Market Sitting On Fine Bull/Bear Line
We updated our similar markets study last night. The results are similar to the first pass. As mentioned in the July 18 video (see below), the slope of the S&P 500's 200-day moving average remains a key differentiator between markets that should have been sold and markets that warranted a more balanced approach to risk management.
The current slope of the S&P 500's 200-day is basically flat, telling us to reduce risk, but not to throw in the towel yet. If the slope of the 200-day turns down especially for more than a few days, we will reduce risk further.
The green arrows in the charts below show the midpoint of the similar historical periods as identified by the CCM Bull Market Sustainability Index (BMSI) and CCM 80-20 Correction Index (80-20 CI). Notice in 1998 the slope of the 200-day flattened out, but did not turn over in an obvious manner. Stocks recovered in 1998 and went on to make new highs.
In 1999, we had a similar situation; the slope of the 200-day flattened out, but did not turn over in an obvious manner. Stocks recovered in 1999 and went on to make new highs.
In 2000, the bear market began in earnest after the slope of the 200-day rolled over in a convincing manner.
The 2007-2009 bear market also ramped up its bearish bias when the slope of the 200-day turned negative.
As we mentioned in the video above, we do not feel 1984 is all that good a proxy for the current technical backdrop. However, when the slope of the 200-day turned up, it was a bullish signal.

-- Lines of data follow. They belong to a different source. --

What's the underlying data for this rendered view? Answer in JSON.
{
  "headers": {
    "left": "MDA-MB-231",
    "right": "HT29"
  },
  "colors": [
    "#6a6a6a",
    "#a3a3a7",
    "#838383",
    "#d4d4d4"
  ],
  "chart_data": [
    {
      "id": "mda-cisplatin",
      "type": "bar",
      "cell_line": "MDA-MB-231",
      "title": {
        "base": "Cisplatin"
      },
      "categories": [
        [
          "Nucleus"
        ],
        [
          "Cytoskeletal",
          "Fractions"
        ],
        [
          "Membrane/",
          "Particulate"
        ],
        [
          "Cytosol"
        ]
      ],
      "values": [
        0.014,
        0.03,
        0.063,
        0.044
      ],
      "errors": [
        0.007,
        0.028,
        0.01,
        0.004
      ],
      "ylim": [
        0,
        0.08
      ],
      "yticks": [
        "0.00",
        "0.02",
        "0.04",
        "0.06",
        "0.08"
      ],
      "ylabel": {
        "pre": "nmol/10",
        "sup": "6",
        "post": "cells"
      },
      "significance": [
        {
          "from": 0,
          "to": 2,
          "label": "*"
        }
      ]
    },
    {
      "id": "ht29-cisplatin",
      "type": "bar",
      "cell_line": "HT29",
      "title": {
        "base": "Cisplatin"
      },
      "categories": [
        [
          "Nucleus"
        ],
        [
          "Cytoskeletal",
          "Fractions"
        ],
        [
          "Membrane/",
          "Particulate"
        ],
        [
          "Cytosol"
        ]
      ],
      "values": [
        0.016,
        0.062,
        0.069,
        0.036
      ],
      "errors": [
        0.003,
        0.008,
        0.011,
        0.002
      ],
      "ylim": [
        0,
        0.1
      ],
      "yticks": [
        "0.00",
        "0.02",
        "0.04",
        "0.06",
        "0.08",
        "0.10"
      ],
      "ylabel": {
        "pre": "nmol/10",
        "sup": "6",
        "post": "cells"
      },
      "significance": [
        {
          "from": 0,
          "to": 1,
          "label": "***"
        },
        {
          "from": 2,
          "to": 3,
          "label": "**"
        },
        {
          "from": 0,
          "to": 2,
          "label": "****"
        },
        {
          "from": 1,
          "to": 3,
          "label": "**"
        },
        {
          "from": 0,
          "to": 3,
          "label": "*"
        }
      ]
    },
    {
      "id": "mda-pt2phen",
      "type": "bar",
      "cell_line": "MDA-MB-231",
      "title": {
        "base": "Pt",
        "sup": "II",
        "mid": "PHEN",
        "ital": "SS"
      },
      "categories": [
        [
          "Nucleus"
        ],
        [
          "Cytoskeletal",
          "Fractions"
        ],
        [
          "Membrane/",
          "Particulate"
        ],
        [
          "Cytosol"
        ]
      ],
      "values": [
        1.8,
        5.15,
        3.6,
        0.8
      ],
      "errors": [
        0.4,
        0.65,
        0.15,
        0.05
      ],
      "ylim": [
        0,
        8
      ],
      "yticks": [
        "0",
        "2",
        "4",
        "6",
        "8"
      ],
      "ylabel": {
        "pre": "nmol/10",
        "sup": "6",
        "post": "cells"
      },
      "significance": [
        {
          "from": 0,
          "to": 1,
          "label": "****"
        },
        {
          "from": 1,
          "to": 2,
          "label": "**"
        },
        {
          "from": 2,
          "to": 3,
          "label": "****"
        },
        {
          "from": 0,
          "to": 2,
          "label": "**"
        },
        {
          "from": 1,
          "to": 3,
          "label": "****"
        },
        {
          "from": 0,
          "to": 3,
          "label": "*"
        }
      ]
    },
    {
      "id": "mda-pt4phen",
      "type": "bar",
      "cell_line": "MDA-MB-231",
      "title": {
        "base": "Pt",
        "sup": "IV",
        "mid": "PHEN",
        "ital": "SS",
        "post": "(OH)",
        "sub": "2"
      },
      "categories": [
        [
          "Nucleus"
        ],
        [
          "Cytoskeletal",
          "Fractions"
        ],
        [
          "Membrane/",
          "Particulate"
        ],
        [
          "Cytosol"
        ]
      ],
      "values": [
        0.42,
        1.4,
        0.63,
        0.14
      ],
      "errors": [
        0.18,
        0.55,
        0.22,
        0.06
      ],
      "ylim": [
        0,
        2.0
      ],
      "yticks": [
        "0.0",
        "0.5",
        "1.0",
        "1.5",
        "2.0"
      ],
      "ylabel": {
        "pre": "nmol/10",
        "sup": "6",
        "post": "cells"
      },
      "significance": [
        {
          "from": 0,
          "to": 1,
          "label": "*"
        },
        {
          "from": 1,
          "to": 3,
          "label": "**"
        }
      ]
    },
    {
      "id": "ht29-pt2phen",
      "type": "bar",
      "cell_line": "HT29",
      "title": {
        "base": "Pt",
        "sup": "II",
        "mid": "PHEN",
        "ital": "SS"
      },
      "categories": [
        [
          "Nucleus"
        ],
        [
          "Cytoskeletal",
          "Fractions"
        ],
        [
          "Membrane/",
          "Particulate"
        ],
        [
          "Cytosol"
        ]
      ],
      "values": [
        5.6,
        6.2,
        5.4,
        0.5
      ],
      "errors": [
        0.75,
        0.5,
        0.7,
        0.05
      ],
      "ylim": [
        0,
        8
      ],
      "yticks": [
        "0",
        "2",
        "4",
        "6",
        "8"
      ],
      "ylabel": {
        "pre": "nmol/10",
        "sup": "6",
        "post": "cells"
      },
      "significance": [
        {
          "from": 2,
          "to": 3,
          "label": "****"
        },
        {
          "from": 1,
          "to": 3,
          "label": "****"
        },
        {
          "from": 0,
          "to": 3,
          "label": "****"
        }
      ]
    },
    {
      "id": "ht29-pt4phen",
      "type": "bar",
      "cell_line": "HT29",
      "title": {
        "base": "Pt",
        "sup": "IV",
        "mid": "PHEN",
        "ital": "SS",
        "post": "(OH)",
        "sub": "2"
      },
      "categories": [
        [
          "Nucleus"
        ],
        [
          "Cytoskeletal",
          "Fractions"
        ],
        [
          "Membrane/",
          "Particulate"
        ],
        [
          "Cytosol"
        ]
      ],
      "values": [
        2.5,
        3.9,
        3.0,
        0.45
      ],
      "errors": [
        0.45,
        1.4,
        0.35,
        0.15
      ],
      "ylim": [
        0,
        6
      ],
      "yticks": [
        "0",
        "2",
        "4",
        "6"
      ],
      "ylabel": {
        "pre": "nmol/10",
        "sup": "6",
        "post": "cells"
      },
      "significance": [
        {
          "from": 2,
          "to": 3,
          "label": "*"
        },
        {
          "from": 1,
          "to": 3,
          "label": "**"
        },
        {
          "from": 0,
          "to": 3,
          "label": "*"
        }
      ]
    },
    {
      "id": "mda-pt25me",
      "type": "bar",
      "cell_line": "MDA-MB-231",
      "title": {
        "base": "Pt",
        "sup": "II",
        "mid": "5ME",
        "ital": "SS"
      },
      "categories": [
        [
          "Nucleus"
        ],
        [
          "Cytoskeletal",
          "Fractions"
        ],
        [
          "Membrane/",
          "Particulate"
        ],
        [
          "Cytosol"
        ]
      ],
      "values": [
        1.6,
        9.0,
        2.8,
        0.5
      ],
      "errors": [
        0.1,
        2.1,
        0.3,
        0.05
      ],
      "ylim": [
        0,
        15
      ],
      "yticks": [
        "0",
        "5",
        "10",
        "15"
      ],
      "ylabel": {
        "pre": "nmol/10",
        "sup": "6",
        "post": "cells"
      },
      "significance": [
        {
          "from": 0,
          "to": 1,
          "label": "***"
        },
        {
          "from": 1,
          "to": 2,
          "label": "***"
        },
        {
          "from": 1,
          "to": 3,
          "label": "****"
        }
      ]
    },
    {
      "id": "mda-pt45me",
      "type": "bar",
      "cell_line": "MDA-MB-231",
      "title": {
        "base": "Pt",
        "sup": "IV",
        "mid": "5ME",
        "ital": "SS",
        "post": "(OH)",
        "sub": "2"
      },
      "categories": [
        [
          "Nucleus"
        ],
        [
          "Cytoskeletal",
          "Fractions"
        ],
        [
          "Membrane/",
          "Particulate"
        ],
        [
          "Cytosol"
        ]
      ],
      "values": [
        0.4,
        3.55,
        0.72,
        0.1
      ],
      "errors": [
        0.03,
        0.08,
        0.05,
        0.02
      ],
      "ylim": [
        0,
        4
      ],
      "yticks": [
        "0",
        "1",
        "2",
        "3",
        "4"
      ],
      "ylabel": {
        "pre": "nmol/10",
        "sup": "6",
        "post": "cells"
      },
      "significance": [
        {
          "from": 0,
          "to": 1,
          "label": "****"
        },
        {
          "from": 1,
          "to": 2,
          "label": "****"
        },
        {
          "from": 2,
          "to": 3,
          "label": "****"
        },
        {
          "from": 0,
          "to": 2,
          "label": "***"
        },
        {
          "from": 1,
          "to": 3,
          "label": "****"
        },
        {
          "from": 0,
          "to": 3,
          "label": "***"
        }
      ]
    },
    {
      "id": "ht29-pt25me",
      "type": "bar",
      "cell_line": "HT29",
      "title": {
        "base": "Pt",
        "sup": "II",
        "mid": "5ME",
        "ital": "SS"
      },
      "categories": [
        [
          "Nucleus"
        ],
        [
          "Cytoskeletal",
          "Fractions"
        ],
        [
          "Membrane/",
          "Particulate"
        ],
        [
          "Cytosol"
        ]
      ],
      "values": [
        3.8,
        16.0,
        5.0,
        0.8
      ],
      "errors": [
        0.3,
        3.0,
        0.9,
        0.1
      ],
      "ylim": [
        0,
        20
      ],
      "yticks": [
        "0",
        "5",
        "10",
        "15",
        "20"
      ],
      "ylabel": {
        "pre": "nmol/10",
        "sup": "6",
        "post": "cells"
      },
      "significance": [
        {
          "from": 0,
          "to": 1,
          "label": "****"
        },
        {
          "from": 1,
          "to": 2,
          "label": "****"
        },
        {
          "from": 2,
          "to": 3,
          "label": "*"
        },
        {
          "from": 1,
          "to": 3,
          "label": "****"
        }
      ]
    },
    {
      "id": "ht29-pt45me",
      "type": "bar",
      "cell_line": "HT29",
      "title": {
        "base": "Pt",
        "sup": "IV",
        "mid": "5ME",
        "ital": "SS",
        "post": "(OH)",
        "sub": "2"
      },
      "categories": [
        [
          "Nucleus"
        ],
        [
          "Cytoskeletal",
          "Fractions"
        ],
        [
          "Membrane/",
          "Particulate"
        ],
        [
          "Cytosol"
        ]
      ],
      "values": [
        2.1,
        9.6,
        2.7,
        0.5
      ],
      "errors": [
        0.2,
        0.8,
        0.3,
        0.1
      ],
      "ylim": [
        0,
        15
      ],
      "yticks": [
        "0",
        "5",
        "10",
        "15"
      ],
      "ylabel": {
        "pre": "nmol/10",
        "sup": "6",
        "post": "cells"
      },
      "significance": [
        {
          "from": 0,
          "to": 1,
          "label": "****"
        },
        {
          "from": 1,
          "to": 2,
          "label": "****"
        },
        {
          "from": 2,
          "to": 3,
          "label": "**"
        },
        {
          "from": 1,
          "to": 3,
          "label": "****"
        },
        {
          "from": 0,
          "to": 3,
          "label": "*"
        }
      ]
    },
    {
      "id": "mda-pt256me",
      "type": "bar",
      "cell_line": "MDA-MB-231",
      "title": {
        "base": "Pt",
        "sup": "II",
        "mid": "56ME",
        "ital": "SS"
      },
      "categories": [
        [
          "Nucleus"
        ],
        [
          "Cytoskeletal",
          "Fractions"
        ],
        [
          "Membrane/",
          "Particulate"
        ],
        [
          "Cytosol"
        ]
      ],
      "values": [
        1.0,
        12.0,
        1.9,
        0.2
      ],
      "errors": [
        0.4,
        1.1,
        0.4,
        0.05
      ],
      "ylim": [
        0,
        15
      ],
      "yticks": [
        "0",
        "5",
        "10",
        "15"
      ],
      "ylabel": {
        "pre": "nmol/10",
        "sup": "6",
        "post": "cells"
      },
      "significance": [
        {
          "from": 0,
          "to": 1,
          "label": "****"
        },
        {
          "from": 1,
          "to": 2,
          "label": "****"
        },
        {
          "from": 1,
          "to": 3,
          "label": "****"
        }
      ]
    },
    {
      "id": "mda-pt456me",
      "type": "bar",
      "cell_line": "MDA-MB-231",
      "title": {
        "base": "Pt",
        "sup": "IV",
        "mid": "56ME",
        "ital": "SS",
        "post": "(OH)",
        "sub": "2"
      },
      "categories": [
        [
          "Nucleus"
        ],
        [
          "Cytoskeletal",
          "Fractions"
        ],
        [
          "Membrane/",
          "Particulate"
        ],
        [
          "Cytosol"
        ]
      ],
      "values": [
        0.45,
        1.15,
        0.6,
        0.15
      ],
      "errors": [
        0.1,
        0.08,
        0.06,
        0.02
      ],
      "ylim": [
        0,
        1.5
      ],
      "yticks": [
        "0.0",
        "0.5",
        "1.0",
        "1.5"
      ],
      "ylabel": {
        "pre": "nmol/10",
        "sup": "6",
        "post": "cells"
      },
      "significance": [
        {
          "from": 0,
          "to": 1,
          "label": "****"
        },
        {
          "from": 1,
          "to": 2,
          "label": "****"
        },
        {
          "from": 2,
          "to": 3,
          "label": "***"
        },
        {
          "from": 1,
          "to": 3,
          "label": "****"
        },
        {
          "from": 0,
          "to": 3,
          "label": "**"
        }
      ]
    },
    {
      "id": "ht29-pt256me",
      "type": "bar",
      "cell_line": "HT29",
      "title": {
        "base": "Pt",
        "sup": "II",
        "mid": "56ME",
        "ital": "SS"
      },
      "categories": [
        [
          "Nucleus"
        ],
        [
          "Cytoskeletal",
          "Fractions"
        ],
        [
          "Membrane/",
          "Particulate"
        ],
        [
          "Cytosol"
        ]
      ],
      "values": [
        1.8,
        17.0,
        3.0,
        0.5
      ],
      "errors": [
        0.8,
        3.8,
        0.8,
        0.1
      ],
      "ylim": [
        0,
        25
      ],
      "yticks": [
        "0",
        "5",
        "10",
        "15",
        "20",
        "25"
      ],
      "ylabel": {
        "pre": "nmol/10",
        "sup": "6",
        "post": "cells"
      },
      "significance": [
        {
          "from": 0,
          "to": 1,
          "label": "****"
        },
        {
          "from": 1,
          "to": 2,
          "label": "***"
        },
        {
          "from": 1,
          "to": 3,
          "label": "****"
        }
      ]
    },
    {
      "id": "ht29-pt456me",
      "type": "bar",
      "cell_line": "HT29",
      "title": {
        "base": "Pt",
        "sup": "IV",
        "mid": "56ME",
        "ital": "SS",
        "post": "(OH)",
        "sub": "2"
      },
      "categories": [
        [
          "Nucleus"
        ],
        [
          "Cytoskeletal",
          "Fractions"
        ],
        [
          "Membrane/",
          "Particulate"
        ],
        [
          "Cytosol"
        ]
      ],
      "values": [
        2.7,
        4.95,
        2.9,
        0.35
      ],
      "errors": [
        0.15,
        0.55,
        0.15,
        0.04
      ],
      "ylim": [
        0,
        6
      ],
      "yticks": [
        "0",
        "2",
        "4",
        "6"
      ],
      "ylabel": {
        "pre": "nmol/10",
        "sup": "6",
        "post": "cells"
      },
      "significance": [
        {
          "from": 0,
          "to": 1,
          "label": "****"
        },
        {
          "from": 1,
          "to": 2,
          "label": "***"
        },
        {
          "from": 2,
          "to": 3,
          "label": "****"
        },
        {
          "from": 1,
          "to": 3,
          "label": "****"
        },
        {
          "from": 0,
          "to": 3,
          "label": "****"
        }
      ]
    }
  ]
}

Given the recent deterioration in the market's risk-reward profile, we have reduced our mix of risk assets and more conservative assets to roughly 50%-50% depending on the needs and risk tolerance of the client. If the market can find its footing soon, we will maintain that mix for a time. If we see further deterioration, we will raise more cash. The risk portion of our portfolio is mainly comprised of the S&P 500 Index (SPY) and mid-caps (IJK). Our conservative portion is primarily made up of cash, bonds, gold (GLD), and silver (SLV). Our gold and silver represent a hedge against the possible further debasement of paper currencies. The Fed meets next Tuesday; we believe the odds are decent they will make some precious-metal-friendly comments.